"Perhaps you'll repeat that again, ma'am," said Mrs. Copp, eyeing Mrs. Macpherson in her sternest manner. "You had a note from him, Robert Hunter?"
"Yes, I had, ma'am. Writ by himself."
"Where was it written from?"
Mrs. Macpherson hesitated, conscious of her defects in the science of locality. "The prefessor would know," said she; "I'm not much of a geographer myself. Anyway it come from where he is, somewhere over in t'other hemisphere."
To a lady of Mrs. Copp's extensive travels, round the world a dozen times and back again, the words "over in t'other hemisphere," taken in conjunction with Robert Hunter's known death and burial, conveyed the idea that the celestial hemisphere, and not the terrestrial, was alluded to. She became convinced of one of two things: that the speaker before her was awfully profane, or else mad.
"I know the letters were six weeks reaching us," continued Mrs.
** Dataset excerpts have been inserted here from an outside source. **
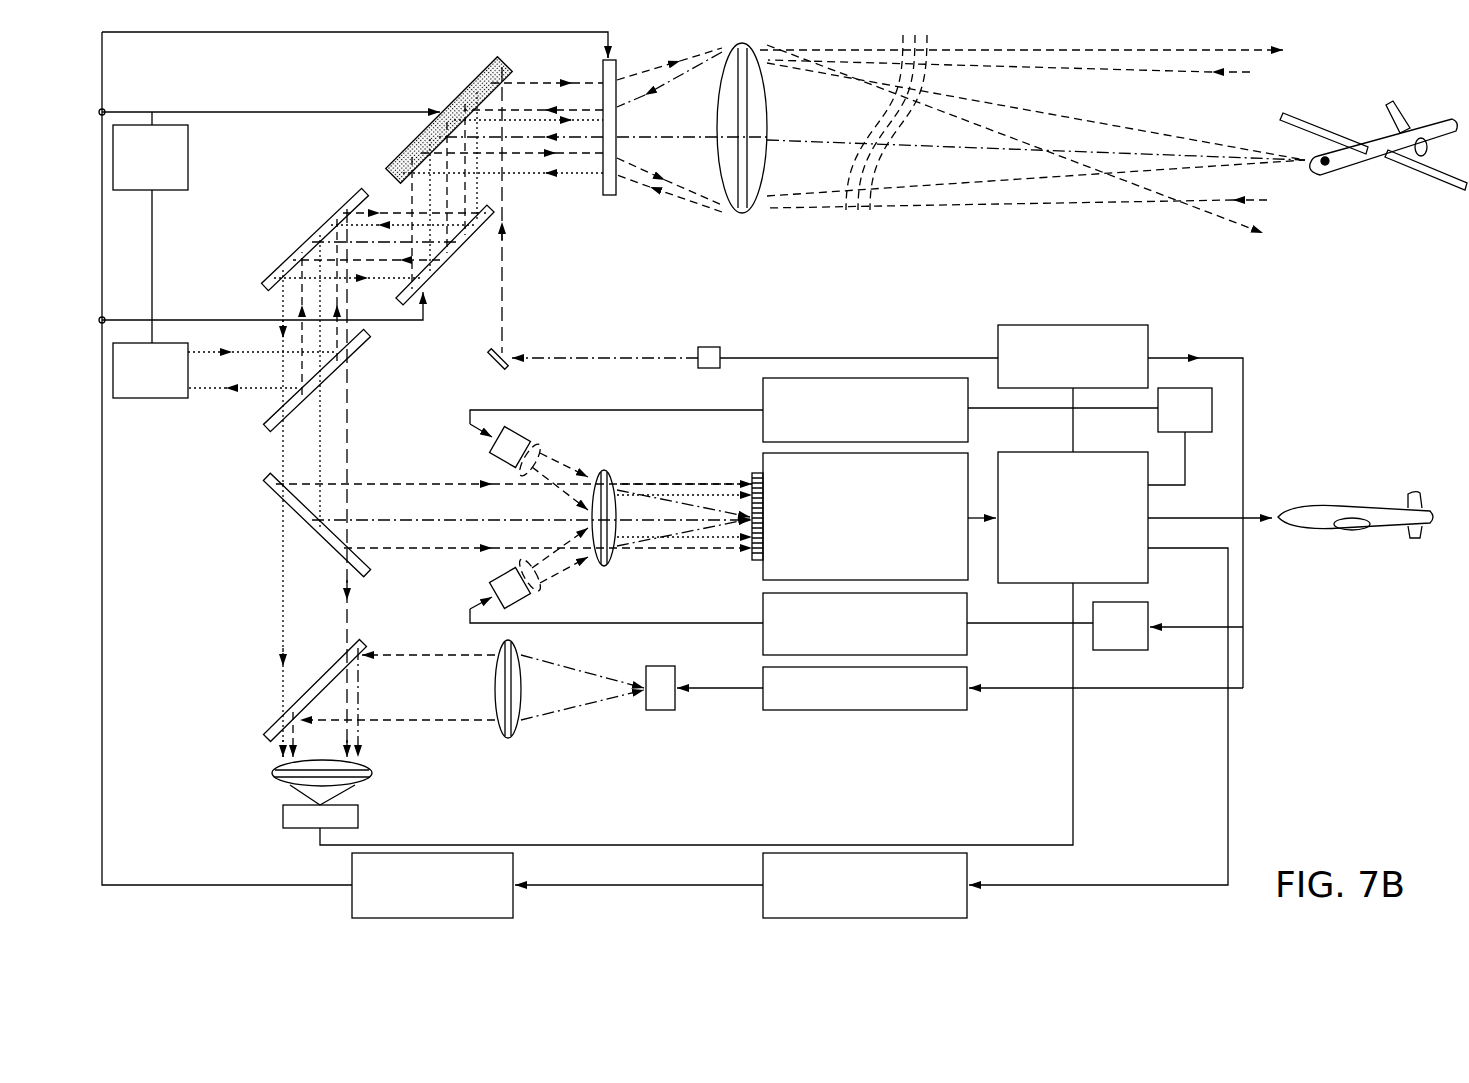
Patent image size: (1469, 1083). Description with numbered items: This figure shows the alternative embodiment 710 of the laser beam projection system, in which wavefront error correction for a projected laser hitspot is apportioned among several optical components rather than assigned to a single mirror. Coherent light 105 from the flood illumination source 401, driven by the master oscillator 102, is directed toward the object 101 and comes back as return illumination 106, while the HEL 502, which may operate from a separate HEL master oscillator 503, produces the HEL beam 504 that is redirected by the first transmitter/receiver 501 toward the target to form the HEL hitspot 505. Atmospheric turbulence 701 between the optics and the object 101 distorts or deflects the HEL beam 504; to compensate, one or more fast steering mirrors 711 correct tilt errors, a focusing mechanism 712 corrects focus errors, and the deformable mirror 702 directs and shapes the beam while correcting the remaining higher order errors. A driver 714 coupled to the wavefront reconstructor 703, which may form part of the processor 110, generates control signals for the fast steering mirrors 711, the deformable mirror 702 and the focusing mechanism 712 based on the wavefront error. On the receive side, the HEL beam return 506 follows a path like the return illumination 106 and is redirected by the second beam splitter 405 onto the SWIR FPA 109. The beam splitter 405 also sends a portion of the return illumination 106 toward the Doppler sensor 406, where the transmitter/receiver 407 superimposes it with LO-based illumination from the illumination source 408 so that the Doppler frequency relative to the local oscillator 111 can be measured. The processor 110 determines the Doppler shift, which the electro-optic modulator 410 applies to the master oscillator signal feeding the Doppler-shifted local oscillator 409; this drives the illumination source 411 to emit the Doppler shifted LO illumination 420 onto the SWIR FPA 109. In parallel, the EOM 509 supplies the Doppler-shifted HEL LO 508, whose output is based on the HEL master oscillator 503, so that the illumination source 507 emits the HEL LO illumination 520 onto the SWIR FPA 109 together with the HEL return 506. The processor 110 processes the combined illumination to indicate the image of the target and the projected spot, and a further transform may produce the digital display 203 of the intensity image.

The object 101 is at (1372, 176).
The master oscillator 102 is at (1095, 323).
The coherent light 105 is at (1218, 220).
The return illumination 106 is at (1035, 202).
The SWIR FPA 109 is at (842, 561).
The processor 110 is at (1052, 558).
The local oscillator 111 is at (865, 712).
The digital display 203 is at (1347, 530).
The flood illumination source 401 is at (708, 345).
The second beam splitter 405 is at (267, 500).
The Doppler sensor 406 is at (278, 817).
The transmitter/receiver 407 is at (265, 740).
The illumination source 408 is at (660, 712).
The Doppler-shifted local oscillator 409 is at (968, 635).
The electro-optic modulator 410 is at (1150, 645).
The illumination source 411 is at (488, 572).
The Doppler shifted LO illumination 420 is at (540, 588).
The first transmitter/receiver 501 is at (290, 255).
The HEL 502 is at (140, 400).
The HEL master oscillator 503 is at (190, 158).
The HEL beam 504 is at (1167, 130).
The HEL hitspot 505 is at (1327, 175).
The HEL beam return 506 is at (780, 137).
The illumination source 507 is at (478, 470).
The Doppler-shifted HEL LO 508 is at (970, 413).
The EOM 509 is at (1200, 433).
The HEL LO illumination 520 is at (440, 484).
The atmospheric turbulence 701 is at (852, 222).
The deformable mirror 702 is at (452, 98).
The wavefront reconstructor 703 is at (967, 893).
The alternative embodiment 710 is at (1298, 774).
The fast steering mirror 711 is at (442, 265).
The focusing mechanism 712 is at (602, 70).
The driver 714 is at (350, 897).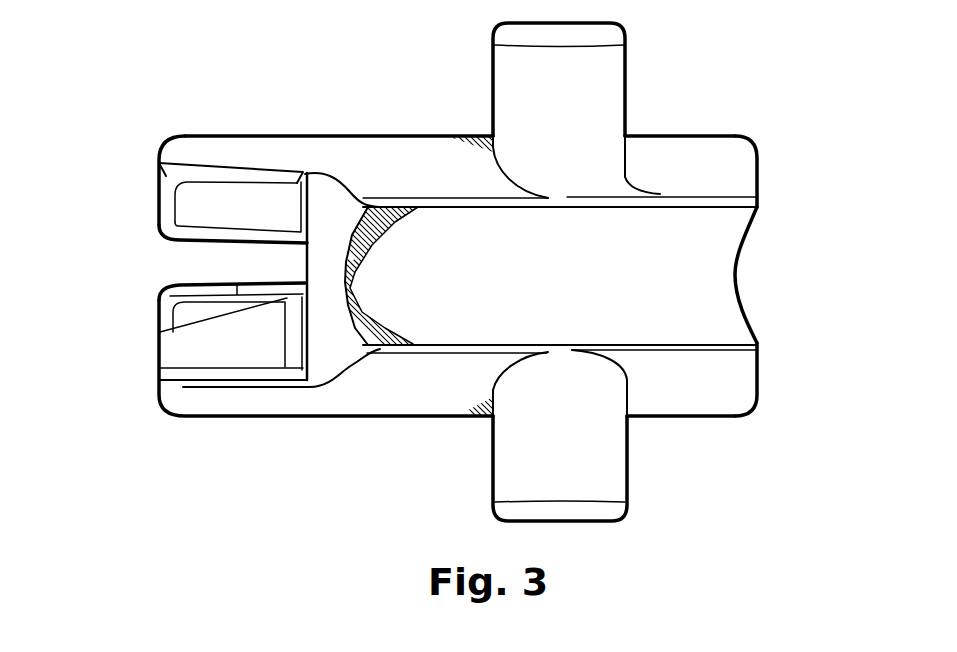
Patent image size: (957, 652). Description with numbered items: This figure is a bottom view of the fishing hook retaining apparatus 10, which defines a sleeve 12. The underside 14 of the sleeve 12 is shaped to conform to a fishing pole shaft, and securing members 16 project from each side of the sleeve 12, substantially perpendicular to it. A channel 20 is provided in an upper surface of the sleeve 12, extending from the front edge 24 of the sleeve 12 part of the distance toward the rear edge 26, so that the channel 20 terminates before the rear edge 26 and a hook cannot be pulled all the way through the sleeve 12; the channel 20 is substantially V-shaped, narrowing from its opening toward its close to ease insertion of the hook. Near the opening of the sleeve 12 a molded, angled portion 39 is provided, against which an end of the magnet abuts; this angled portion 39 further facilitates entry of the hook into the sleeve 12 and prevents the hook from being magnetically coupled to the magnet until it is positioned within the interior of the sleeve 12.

The fishing hook retaining apparatus 10 is at (330, 58).
The sleeve 12 is at (395, 136).
The underside 14 is at (700, 253).
The securing members 16 is at (612, 82).
The channel 20 is at (190, 262).
The front edge 24 is at (157, 158).
The rear edge 26 is at (758, 165).
The angled portion 39 is at (217, 335).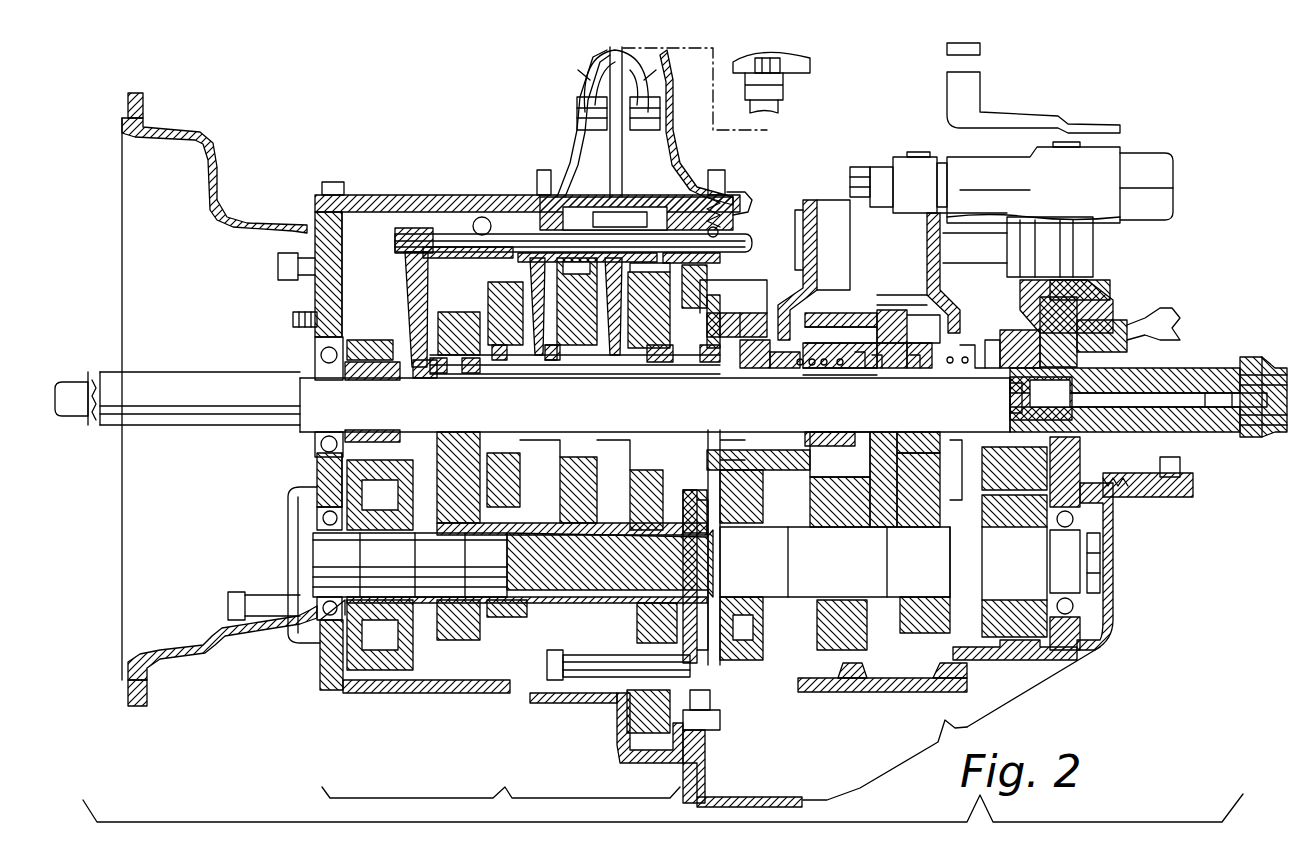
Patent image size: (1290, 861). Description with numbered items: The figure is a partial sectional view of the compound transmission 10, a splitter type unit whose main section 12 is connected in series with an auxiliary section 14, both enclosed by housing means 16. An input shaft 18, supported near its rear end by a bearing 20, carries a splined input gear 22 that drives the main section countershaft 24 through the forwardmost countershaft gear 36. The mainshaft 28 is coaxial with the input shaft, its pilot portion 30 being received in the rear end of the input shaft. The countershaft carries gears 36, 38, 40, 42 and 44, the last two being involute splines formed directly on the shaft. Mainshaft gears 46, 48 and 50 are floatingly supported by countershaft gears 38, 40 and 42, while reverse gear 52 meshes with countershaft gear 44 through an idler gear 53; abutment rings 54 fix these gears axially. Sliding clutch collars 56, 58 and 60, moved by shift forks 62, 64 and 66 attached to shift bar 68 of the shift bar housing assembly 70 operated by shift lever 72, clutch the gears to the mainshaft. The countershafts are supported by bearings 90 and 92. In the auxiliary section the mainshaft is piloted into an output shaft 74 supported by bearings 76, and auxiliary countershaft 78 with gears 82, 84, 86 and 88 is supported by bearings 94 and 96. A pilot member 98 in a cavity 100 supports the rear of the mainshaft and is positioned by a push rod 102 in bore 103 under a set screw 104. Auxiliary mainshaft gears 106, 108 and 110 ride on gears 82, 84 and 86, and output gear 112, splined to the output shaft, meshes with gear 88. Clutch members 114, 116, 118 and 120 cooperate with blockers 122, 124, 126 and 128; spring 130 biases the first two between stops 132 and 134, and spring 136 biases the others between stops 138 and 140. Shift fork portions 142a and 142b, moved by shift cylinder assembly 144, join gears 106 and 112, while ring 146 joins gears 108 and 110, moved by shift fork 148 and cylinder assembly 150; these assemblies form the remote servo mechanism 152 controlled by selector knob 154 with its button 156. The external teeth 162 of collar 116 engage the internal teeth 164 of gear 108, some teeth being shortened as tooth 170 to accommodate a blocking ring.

The compound transmission 10 is at (487, 110).
The main section 12 is at (663, 790).
The auxiliary section 14 is at (904, 615).
The housing means 16 is at (372, 196).
The input shaft 18 is at (168, 378).
The bearing 20 is at (338, 348).
The input gear 22 is at (375, 340).
The main section countershaft 24 is at (450, 566).
The mainshaft 28 is at (590, 428).
The pilot portion 30 is at (355, 412).
The countershaft gear 36 is at (403, 648).
The countershaft gear 38 is at (483, 642).
The countershaft gear 40 is at (505, 608).
The countershaft gear 42 is at (577, 592).
The countershaft gear 44 is at (615, 530).
The mainshaft drive gear 46 is at (450, 462).
The mainshaft drive gear 48 is at (497, 307).
The mainshaft drive gear 50 is at (588, 301).
The reverse gear 52 is at (657, 313).
The intermediate idler gear 53 is at (650, 735).
The abutment ring 54 is at (462, 380).
The sliding clutch collar 56 is at (622, 365).
The sliding clutch collar 58 is at (549, 365).
The sliding clutch collar 60 is at (423, 380).
The shift fork 62 is at (608, 360).
The shift fork 64 is at (535, 355).
The shift fork 66 is at (412, 290).
The shift bar 68 is at (748, 244).
The shift bar housing assembly 70 is at (738, 192).
The shift lever 72 is at (598, 82).
The output shaft 74 is at (1212, 370).
The bearings 76 is at (1140, 352).
The auxiliary section countershaft 78 is at (935, 566).
The auxiliary countershaft gear 82 is at (755, 630).
The auxiliary countershaft gear 84 is at (862, 622).
The auxiliary countershaft gear 86 is at (940, 608).
The auxiliary countershaft gear 88 is at (1000, 632).
The bearing 90 is at (330, 618).
The bearing 92 is at (720, 540).
The bearing 94 is at (710, 705).
The bearing 96 is at (1063, 620).
The pilot member 98 is at (1070, 365).
The cavity 100 is at (950, 372).
The push rod 102 is at (1232, 408).
The bore 103 is at (1208, 408).
The set screw 104 is at (1277, 405).
The auxiliary section mainshaft gear 106 is at (740, 323).
The auxiliary section mainshaft gear 108 is at (818, 305).
The auxiliary section mainshaft gear 110 is at (890, 298).
The output gear 112 is at (1095, 308).
The clutch member 114 is at (766, 380).
The clutch member 116 is at (860, 372).
The clutch member 118 is at (916, 372).
The clutch member 120 is at (1015, 390).
The blocker 122 is at (763, 478).
The blocker 124 is at (830, 480).
The blocker 126 is at (960, 480).
The blocker 128 is at (988, 530).
The spring 130 is at (787, 370).
The positive stop 132 is at (738, 375).
The positive stop 134 is at (838, 370).
The spring 136 is at (940, 360).
The stop 138 is at (905, 370).
The stop 140 is at (1030, 355).
The shift fork portion 142a is at (812, 250).
The shift fork portion 142b is at (812, 236).
The shift cylinder assembly 144 is at (862, 163).
The ring 146 is at (880, 372).
The shift fork 148 is at (880, 292).
The shift cylinder assembly 150 is at (1085, 248).
The remote servo mechanism 152 is at (1078, 108).
The selector knob 154 is at (818, 75).
The button 156 is at (790, 58).
The external teeth 162 is at (830, 440).
The internal teeth 164 is at (875, 480).
The partially removed tooth 170 is at (808, 370).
Macpherson. "I suppose it would take about that time to get here from the place."
Mrs. Copp pushed her chair back in a heat. "This is the first time I ever came out to drink tea with the insane, and I hope it will be the last," she cried, speaking without reserve, according to her custom. "Ma'am, if you are not a model of profanity, you ought to be in Bedlam."
Mrs. Macpherson wiped her hot face and took out her fan. But she could give as well as take. "It's what I have been thinking of you, ma'am. Do you think you are quite right?"
"I right!" screamed Mrs. Copp in a fury. "What do you mean?"
"What do you mean?--come!--about me?"